5 Pitfalls to Avoid When Developing AI Tools

By Chirag Mudsa - May 13, 2020

Illustrated data sets connecting in an AI system

Developing a tool that runs on artificial intelligence is mostly about training a machine with data. But you can’t just feed it information and expect AI to wave a magic wand and produce results. The type of data sets you use and how you use them to train the tool are important.

Here are five pitfalls to be wary of when building out your AI tools.

Overfitting

It may seem peculiar, but AI models being too accurate can be problematic for the output of the algorithm. Models that learn their data sources too well can overfit the training data set and not learn to recognize anything else. A little change in the data can render the model useless. Instead, your model needs to be adaptive.

Class imbalance

When you train your AI tools, it is always advisable to include a disproportionate amount of the target variable. This ensures a proper class balance. Say you are training the AI tool to detect iron bars in a warehouse, which make up only 1% of the entire inventory.

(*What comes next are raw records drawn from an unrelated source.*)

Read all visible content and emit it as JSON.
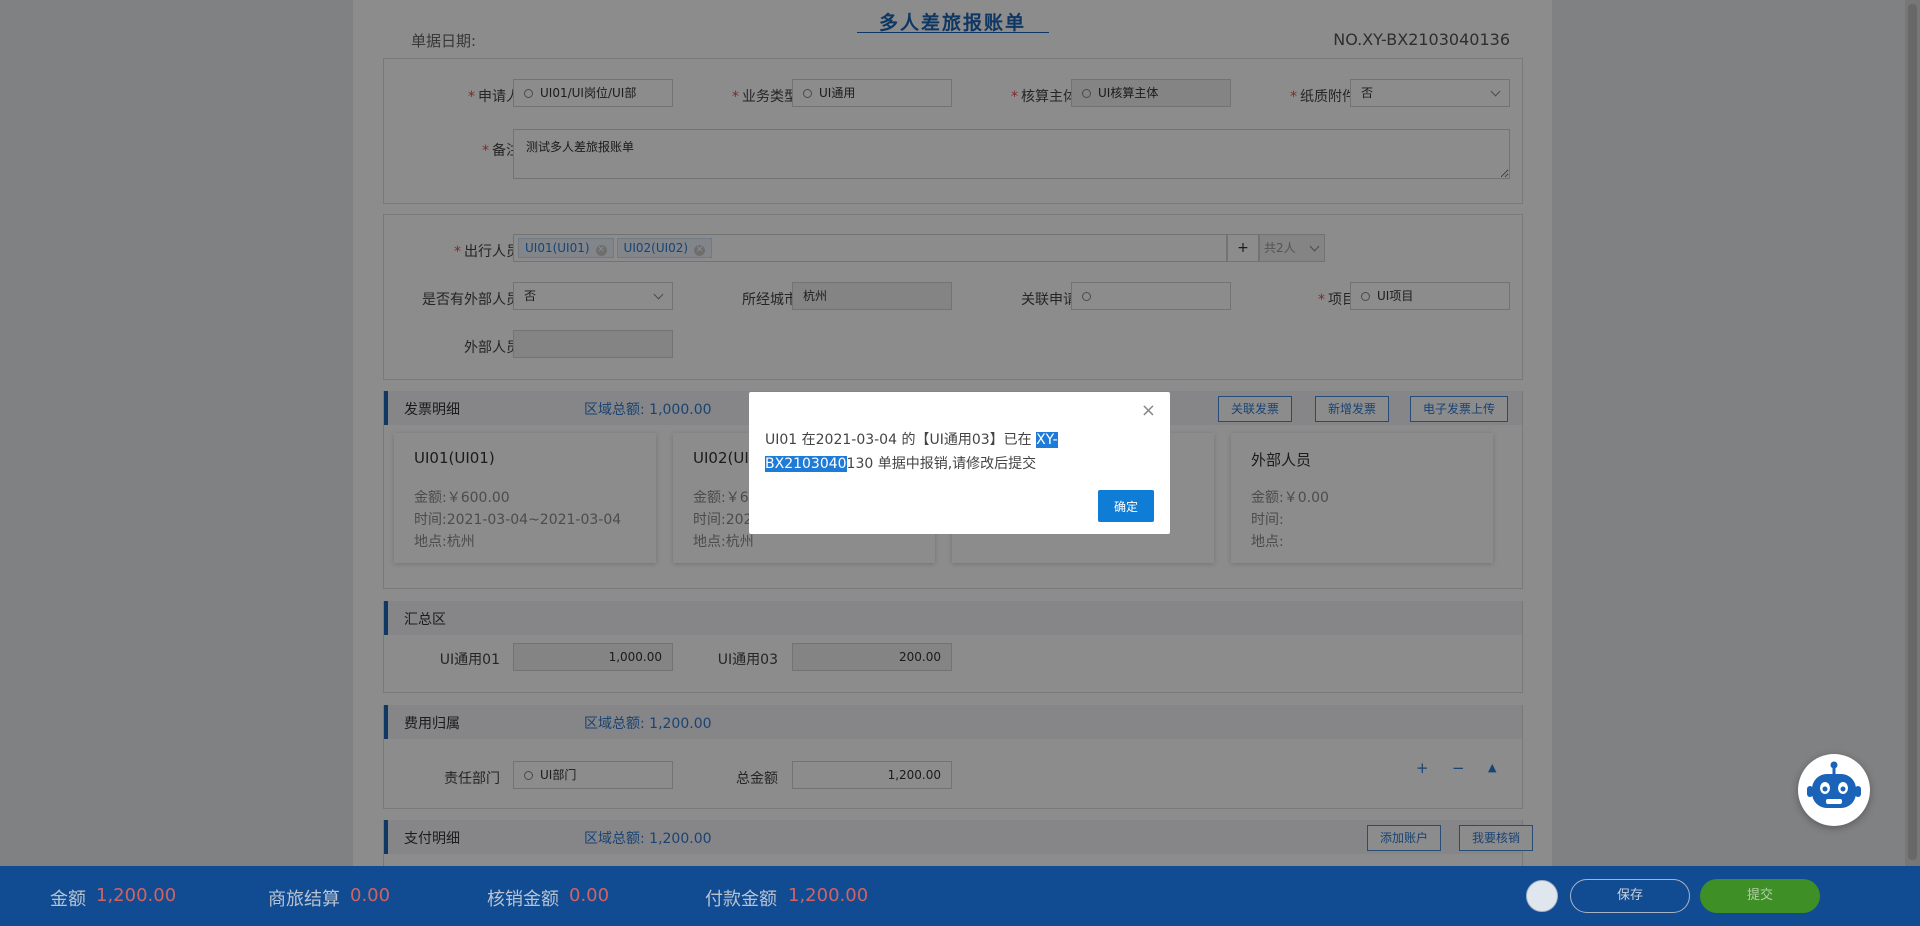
{
  "header": {
    "title": "多人差旅报账单",
    "date_label": "单据日期:",
    "doc_no": "NO.XY-BX2103040136"
  },
  "basic": {
    "applicant": {
      "label": "申请人",
      "value": "UI01/UI岗位/UI部"
    },
    "biz_type": {
      "label": "业务类型",
      "value": "UI通用"
    },
    "entity": {
      "label": "核算主体",
      "value": "UI核算主体"
    },
    "paper": {
      "label": "纸质附件",
      "value": "否"
    },
    "memo": {
      "label": "备注",
      "value": "测试多人差旅报账单"
    }
  },
  "travel": {
    "travelers_label": "出行人员",
    "travelers": [
      "UI01(UI01)",
      "UI02(UI02)"
    ],
    "plus": "+",
    "count": "共2人",
    "external_flag": {
      "label": "是否有外部人员",
      "value": "否"
    },
    "city": {
      "label": "所经城市",
      "value": "杭州"
    },
    "related_apply": {
      "label": "关联申请",
      "value": ""
    },
    "project": {
      "label": "项目",
      "value": "UI项目"
    },
    "external_person": {
      "label": "外部人员",
      "value": ""
    }
  },
  "invoice": {
    "title": "发票明细",
    "total_label": "区域总额:",
    "total": "1,000.00",
    "buttons": [
      "关联发票",
      "新增发票",
      "电子发票上传"
    ],
    "cards": [
      {
        "name": "UI01(UI01)",
        "amount": "金额:￥600.00",
        "time": "时间:2021-03-04~2021-03-04",
        "place": "地点:杭州"
      },
      {
        "name": "UI02(UI0",
        "amount": "金额:￥60",
        "time": "时间:202",
        "place": "地点:杭州"
      },
      {
        "name": "外部人员",
        "amount": "金额:￥0.00",
        "time": "时间:",
        "place": "地点:"
      }
    ]
  },
  "summary": {
    "title": "汇总区",
    "items": [
      {
        "label": "UI通用01",
        "value": "1,000.00"
      },
      {
        "label": "UI通用03",
        "value": "200.00"
      }
    ]
  },
  "cost": {
    "title": "费用归属",
    "total_label": "区域总额:",
    "total": "1,200.00",
    "dept": {
      "label": "责任部门",
      "value": "UI部门"
    },
    "amount": {
      "label": "总金额",
      "value": "1,200.00"
    },
    "controls": [
      "+",
      "−",
      "▲"
    ]
  },
  "payment": {
    "title": "支付明细",
    "total_label": "区域总额:",
    "total": "1,200.00",
    "buttons": [
      "添加账户",
      "我要核销"
    ]
  },
  "dialog": {
    "close": "×",
    "msg_pre": "UI01 在2021-03-04 的【UI通用03】已在 ",
    "msg_highlight": "XY-BX2103040",
    "msg_post": "130 单据中报销,请修改后提交",
    "ok": "确定"
  },
  "footer": {
    "amount_label": "金额",
    "amount": "1,200.00",
    "biz_label": "商旅结算",
    "biz": "0.00",
    "writeoff_label": "核销金额",
    "writeoff": "0.00",
    "pay_label": "付款金额",
    "pay": "1,200.00",
    "save": "保存",
    "submit": "提交"
  },
  "colors": {
    "accent": "#1d68b4",
    "footer": "#114c93",
    "submit": "#3e8f26",
    "amount_red": "#d26262"
  }
}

You may need to make 60% of your samples iron bars. This amplification of the minority class number is required to ensure the right class balance is maintained.

Data leakage

Failure to control data leakage is a major fault. A common instance is when an element testing the model gets into the training data. Though this may not cause underperformance for the model, the predictions may not be accurate when deployed in the production process. To address this problem, it is important to keep track of all changes that have occurred to the AI tools. Besides carrying out code reviews and configuration change reviews, you should also have data set reviews to make sure AI engineering is following the right process without leaving any scope of such data leakage. When you experience any change to the parameters of AI tools, it must be well documented.

Concept drift

Most AI tools depend on the data organization, size, and shape that you are bringing into your system. For instance, an AI model that is trained for response times ranging between 1 and 100 seconds can suddenly deviate to a response time up to 1,000 seconds, and the model will not be able to capture the new data points. This is a problem referred to as concept drift. Instead of waiting for feedback from customers, set up alerts to detect concept drift on incoming data so you can update the AI model.

Using personal data

Meeting the established norms and industry guidelines for data is extremely important when creating data models for AI tools. The EU has the GDPR, and several US states have their own regulations. To be on the safe side, instead of using customer data to train AI models and tools, it is advisable to use anonymous data.